도 7에 제 1 마이크(11a)와 제 2 마이크(11b)를 도시하지만, "가까운" 및 "먼" 오디오 신호가 임의의 수의 마이크 소스로부터 생성될 수 있음이 당업자에게 이해될 것이다.Although the first microphone 11a and the second microphone 11b are shown in FIG. 7, it will be understood by those skilled in the art that "close" and "far" audio signals can be generated from any number of microphone sources.

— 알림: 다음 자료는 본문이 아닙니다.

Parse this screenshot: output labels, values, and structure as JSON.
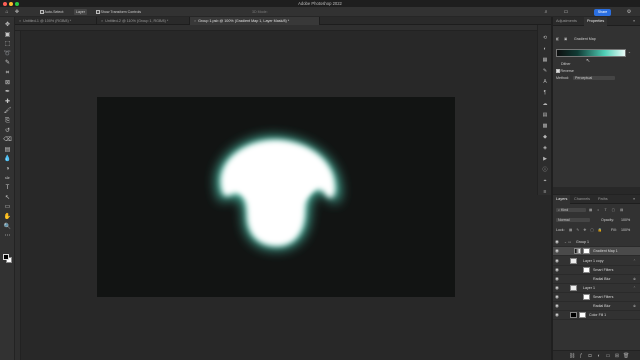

예컨대, "가까운" 및 "먼" 오디오 신호는 지향성 요소를 갖는 단일 마이크를 이용하여 생성될 수 있다. 본 실시예에서, 음원을 향하는 것을 나타내는 마이크의 지향성 요소를 이용하여 "가까운" 신호를 생성하고, 음원으로부터 떨어져 배치된 것을 나타내는 마이크의 지향성 요소로부터 "먼" 오디오 신호를 생성하는 것이 가능할 것이다.For example, "near" and "far" audio signals can be generated using a single microphone with directional elements. In this embodiment, it will be possible to generate a "close" signal using the directional element of the microphone, which is directed towards the sound source, and to generate a "far" audio signal from the directional element of the microphone, which is positioned away from the sound source.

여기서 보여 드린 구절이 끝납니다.